Felt Board Christianity

Felt Board Christianity

As the exposing of baby killing has unfolded over the last few weeks I’m surprised to find a sudden convergence of various threads, that I thought were unrelated to each other, suddenly twisting themselves together in my own thinking. Many of us, well, maybe I won’t begin there. I, me myself, have long long been horrified by the knowledge that the ordinary mother, the woman who happens to become pregnant, in this country, has the right to do away with the child if she sees fit. The horror that I have felt, from my youth, isn’t, I don’t think, because I have a better moral compass than the average Chrisitan, but springs largely from two sources. One, I’m not from here. And two, I have read the bible.

When I was sixteen, I found myself in the United States for a whole six months, attending a local public school, trying fo beat my way around long, overly bright, clinical feeling hallways filled with loud, apparently self confident teenagers. I slunk around the margins for that time, trying to figure out how to get along and not get in trouble or draw any attention to myself at all ever. Which I basically managed to do. Except on one occasion, which turned out nicely. I wrote an essay in my English class and I got an A on it. And the subject of the essay, which I see now would be utterly rejected by all, was how incomprehensible to me, as an outsider, is the American conception of Rights. As far as I could see, knowing basically nothing about America’s system of laws and it’s constitution, everyone around me had the right to whatever they wanted, the instant they discovered that want. I think I must have heard two girls fighting in the hallway, pulling each other’s hair, and one of them must have screamed, ‘I’ve got my rights’. My little clunky essay (although, just to remind you, I did get an A) was a treatise on how, as a Christian, I get to leave all my rights at the door. I don’t get any rights, I said, because I am a horrible sinner, and I deserve nothing, only death, but Jesus purchased me by his blood, I wrote, and so now I don’t have to die, but that is a gift, not a right. Remarkably, it being the early 90s, I was allowed to get away with writing stuff about God and Sin. I didn’t get in trouble or anything. Did I mention that I got an A?

Where I grew up. Women do have rights. They have an essential human right. They have the right to have children. A woman wants children, and it’s her husband’s job to give them to her. And if she can’t have a child, for various reasons, someone in her family should probably give her one of theirs, because everyone should have a child. Children are essential, absolutely and completely, for survival and everything. If a woman is angry and demanding her rights, it might often be because she wants another child.

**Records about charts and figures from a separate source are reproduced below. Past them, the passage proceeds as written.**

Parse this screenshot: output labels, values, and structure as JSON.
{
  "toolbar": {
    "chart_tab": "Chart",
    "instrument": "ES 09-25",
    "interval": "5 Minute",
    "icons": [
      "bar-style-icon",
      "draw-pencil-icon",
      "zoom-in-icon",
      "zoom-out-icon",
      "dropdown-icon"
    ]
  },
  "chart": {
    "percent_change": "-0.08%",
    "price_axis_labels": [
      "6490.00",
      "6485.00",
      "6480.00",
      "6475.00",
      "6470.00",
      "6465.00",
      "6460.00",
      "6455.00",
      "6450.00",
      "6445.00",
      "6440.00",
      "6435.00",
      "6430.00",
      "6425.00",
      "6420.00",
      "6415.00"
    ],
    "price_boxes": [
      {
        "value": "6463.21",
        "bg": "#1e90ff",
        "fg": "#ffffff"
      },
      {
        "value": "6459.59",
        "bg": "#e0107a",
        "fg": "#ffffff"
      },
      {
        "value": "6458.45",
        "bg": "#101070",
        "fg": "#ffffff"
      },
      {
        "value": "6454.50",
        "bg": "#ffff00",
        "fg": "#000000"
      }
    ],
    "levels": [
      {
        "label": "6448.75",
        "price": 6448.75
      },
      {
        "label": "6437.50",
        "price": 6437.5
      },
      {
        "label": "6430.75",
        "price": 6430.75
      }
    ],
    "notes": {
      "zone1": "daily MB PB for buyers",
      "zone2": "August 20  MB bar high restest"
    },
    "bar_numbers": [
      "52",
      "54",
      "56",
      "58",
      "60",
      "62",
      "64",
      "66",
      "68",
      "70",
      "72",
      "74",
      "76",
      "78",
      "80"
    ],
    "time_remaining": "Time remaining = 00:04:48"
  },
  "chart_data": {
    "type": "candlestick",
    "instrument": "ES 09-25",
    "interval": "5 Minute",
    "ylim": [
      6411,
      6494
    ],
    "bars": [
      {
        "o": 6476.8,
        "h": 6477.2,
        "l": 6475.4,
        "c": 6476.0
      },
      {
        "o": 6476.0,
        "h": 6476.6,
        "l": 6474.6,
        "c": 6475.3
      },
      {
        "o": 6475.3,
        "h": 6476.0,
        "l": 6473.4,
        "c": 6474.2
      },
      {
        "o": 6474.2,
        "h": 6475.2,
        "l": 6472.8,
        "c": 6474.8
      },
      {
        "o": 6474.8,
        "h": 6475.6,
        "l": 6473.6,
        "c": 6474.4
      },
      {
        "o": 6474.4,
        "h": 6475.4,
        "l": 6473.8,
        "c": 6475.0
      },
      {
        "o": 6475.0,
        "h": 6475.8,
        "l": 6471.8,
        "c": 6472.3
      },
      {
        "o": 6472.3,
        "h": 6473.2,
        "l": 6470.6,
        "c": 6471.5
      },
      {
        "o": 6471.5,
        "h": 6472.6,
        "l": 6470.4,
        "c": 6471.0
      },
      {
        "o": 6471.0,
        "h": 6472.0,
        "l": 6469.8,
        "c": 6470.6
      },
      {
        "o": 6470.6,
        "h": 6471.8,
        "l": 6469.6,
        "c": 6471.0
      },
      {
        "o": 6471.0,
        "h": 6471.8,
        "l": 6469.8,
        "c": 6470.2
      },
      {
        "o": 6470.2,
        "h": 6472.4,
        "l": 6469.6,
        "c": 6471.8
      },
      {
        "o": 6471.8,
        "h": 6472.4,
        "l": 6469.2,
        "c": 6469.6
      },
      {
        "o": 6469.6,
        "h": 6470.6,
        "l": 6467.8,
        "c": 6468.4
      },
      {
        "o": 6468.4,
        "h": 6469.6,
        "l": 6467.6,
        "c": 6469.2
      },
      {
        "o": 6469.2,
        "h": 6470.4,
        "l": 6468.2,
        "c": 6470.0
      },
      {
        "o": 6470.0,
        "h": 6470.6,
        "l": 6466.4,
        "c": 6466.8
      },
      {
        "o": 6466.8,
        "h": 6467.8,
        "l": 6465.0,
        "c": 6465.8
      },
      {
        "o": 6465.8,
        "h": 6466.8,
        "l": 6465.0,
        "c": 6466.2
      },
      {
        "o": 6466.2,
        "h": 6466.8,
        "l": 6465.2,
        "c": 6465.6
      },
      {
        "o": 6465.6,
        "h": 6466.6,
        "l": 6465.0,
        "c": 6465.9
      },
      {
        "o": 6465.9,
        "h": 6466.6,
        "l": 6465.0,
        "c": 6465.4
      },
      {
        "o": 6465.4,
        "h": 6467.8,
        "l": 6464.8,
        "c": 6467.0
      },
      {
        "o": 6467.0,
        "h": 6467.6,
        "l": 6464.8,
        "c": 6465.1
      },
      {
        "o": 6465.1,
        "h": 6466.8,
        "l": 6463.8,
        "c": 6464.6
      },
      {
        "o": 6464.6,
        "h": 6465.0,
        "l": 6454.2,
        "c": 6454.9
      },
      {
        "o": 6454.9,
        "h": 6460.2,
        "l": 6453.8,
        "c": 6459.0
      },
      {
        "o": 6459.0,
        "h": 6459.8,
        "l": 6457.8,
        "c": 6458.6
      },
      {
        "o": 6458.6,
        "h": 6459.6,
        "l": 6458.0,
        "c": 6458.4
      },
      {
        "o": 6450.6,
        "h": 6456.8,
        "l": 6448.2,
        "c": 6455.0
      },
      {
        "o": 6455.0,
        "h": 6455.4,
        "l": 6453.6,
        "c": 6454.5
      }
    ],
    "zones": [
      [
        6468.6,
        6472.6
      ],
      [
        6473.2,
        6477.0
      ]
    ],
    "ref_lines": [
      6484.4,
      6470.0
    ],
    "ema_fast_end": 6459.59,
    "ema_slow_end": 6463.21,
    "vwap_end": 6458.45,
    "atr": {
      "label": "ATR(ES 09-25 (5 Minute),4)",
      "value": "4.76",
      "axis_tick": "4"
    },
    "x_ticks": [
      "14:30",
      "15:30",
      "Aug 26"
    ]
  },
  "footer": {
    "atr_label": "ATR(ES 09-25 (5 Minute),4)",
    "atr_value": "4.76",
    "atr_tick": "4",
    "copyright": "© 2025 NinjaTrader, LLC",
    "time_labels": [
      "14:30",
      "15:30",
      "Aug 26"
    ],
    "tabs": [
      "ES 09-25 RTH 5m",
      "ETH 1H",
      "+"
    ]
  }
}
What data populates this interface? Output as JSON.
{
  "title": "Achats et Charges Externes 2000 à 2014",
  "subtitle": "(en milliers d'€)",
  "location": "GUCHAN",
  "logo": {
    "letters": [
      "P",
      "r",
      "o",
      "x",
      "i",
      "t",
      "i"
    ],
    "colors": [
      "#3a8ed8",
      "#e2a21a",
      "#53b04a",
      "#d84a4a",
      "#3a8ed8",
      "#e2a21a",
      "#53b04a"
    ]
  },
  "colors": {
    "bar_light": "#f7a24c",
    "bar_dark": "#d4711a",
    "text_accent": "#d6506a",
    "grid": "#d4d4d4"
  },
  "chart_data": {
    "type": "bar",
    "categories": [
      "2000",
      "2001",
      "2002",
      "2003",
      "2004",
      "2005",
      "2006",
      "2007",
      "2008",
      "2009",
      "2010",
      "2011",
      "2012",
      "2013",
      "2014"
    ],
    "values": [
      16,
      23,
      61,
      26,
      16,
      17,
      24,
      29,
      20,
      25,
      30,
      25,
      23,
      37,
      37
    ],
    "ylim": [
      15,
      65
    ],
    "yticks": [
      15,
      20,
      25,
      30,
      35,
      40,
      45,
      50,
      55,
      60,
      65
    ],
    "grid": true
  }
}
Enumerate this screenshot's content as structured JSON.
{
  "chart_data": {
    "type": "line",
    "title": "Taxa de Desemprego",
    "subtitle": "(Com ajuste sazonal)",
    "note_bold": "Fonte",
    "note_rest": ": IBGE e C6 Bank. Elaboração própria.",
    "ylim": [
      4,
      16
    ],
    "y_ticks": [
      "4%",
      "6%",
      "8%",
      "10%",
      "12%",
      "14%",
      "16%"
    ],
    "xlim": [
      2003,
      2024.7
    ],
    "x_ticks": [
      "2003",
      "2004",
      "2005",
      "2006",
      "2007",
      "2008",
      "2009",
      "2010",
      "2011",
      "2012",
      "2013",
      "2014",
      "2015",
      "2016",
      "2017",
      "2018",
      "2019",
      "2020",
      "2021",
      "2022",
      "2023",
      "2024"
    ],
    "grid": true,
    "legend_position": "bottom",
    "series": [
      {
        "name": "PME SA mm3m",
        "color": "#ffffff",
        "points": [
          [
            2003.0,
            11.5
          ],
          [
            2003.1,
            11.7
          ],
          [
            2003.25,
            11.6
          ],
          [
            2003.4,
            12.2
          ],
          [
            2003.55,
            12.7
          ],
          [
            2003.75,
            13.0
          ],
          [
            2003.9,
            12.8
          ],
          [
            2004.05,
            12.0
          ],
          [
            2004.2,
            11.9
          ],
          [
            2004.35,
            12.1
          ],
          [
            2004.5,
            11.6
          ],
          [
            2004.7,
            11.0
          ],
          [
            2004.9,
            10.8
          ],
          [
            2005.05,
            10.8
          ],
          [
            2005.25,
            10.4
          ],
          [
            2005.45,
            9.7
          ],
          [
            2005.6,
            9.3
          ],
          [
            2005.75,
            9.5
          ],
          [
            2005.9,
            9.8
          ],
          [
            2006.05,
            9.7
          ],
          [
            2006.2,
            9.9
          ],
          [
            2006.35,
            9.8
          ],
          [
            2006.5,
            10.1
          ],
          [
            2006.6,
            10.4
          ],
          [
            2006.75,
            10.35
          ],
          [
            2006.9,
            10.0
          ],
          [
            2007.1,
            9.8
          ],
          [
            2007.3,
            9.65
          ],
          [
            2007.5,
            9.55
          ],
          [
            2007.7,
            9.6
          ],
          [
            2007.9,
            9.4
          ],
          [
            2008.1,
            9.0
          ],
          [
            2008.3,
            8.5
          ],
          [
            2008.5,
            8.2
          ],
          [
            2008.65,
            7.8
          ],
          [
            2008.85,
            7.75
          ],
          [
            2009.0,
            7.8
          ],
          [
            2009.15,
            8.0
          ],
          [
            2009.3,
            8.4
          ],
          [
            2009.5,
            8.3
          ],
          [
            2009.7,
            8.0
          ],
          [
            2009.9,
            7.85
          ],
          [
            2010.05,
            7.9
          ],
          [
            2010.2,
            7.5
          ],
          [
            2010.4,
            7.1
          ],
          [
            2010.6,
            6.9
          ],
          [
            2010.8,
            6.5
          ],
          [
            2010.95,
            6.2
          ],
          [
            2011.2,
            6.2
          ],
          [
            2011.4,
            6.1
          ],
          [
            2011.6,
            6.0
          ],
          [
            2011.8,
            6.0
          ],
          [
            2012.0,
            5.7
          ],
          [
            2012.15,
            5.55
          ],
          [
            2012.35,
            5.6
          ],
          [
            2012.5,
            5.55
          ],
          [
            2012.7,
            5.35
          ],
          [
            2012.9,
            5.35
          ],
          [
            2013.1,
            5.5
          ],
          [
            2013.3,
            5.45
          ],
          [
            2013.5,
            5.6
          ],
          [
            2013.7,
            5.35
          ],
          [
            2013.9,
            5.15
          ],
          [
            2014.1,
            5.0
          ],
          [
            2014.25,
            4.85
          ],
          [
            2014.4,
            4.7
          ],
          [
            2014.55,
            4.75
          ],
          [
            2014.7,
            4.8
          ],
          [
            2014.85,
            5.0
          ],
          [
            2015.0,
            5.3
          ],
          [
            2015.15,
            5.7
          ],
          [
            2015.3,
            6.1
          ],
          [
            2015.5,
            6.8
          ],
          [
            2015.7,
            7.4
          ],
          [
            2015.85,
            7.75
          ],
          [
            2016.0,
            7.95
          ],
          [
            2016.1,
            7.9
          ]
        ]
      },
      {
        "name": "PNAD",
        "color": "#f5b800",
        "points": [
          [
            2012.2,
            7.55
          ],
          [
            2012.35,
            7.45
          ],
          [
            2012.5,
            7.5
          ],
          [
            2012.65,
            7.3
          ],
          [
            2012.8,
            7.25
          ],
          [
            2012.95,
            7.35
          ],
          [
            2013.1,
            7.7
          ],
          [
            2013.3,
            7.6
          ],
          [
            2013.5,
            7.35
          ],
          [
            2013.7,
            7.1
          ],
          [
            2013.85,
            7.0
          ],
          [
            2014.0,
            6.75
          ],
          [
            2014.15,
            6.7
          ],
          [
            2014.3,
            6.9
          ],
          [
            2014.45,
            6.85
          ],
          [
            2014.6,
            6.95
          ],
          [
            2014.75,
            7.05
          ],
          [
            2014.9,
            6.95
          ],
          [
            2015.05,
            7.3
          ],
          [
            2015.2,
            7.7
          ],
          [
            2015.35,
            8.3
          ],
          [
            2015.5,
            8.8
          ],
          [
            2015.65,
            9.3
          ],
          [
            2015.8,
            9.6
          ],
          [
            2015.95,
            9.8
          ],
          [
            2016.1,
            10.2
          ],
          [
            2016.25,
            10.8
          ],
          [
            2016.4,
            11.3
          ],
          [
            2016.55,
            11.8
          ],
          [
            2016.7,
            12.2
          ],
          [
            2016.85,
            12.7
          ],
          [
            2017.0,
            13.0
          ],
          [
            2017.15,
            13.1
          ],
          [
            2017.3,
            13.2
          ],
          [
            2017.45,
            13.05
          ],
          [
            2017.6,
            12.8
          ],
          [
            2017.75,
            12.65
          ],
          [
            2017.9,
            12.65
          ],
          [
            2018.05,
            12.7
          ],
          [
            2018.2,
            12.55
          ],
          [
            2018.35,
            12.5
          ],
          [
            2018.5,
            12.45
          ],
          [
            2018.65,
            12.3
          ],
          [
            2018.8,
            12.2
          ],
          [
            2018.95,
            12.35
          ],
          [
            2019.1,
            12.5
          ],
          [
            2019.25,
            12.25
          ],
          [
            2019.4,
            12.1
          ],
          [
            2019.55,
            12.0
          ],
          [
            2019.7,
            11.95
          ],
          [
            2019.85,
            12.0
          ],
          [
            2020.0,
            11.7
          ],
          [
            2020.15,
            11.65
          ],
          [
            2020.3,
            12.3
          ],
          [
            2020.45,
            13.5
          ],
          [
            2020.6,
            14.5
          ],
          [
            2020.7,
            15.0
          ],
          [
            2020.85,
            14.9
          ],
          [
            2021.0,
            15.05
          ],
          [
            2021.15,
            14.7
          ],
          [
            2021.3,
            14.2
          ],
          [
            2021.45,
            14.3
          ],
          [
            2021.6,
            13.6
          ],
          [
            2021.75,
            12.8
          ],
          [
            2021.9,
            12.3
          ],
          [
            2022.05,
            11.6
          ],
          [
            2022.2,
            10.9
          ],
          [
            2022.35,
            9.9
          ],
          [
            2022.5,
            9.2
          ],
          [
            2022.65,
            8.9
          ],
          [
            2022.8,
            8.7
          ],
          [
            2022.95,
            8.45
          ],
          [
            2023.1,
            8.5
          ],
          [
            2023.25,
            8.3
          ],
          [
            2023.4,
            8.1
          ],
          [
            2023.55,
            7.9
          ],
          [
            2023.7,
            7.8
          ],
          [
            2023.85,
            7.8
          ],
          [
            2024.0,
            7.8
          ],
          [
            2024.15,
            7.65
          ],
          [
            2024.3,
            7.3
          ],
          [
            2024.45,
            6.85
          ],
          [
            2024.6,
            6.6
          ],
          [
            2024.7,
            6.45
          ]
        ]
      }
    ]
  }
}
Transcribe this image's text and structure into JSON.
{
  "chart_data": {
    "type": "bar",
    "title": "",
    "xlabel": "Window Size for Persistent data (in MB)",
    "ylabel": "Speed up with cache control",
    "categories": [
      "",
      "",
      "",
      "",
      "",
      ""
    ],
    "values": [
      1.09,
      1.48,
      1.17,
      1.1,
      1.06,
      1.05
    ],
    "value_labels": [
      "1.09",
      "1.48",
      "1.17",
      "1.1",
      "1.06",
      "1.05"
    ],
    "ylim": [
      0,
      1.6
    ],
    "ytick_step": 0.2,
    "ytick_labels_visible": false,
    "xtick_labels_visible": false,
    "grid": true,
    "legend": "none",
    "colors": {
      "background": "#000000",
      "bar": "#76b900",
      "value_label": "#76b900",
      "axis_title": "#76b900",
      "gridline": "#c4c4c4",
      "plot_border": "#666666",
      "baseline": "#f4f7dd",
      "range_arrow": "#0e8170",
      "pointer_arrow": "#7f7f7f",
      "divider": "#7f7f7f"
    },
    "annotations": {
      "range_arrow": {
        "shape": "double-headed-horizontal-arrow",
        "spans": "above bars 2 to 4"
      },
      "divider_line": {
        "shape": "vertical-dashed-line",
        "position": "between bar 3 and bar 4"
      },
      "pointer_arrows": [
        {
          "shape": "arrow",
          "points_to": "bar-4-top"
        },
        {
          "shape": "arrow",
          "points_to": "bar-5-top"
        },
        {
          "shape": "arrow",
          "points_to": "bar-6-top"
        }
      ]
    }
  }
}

So that is one thread. The other is the bible itself. It probably sounds pretty arrogant for someone like me, and who am I anyway, to say I don’t think women should be allowed to murder their children because I have read the bible. But I’m going to say it anyway. Reading the bible, and not with your fingers crossed, is a nice way to come to the conclusion that murder is wrong and that the thing in the womb is a person and that therefore murder is the correct word to use when talking about getting rid of it. I’m toiling through Isaiah right now and there are difficult lines like, “your hands are full of blood” and “Their infants will be dashed in pieces before their eyes; their houses will be plundered and their wives ravished” and plenty of heaped up anger about the abuse and neglect of the fatherless. Those would be the people who didn’t have a father, those little ones carried along by women who have been promised something and then abandoned by the person who made the promise. When the father takes off, what should we do? Well, in America, the woman gathers herself up and goes to other people who make a promise, that if she kills what’s inside her, everything will be ok. She believes both promises, false as they are, because it’s her right.

So I said there were two threads but there are really three. The third thread that is weaving itself into this picture is the sudden catastrophic downfall of Christianity in this country. If you fill up a cup with emotionalism, boredom over scripture, idolatry, and scrawling flowery cliches–two poems and a puppy, as it were, for the sermon time–you have a nice full cup of foaming wrath being poured out all over Twitter. Some actual professing Christians, publicly known and writing women, think that what is going on is either not a big deal, or actually a good thing. Some of these are thought to be poetical, good at writing, clever with an image, able to rub two words together and get something nice out of the effort. And because they are basically articulate, they get to peddle the shiny lie that they are nuanced, that they have depth to their thinking.

But take some of the lines, some of the ugly words of support for the barbarous butchery of planned parenthood, and measure it up against the actual poetry and nuance of scripture, the clear articulation of God that he is very angry against sin and that you can’t do whatever you want unless you want to die forever, and to me, it looks like a Sunday School Felt Board. It is that compelling. In other words, not at all.

How did Christianity in the west come to be a bunch of women, screaming that they have their rights, and then insisting that they have said something clever? I’m sure lots of people have good answers to this question. Thing is, until we roll up the felt board, and stuff the little flat figures in an envelope, and stop telling the stories as if what matters most is how David felt while he was killing Goliath, and wondering how we feel when we kill the Goliath in our lives, and admonishing each other to try to be happy about ourselves, and begin instead to ask what God thinks, and wonder about who he is, then we will continue to be stuck here. Which would be tragic, because not only is it boring, it’s not going to end well.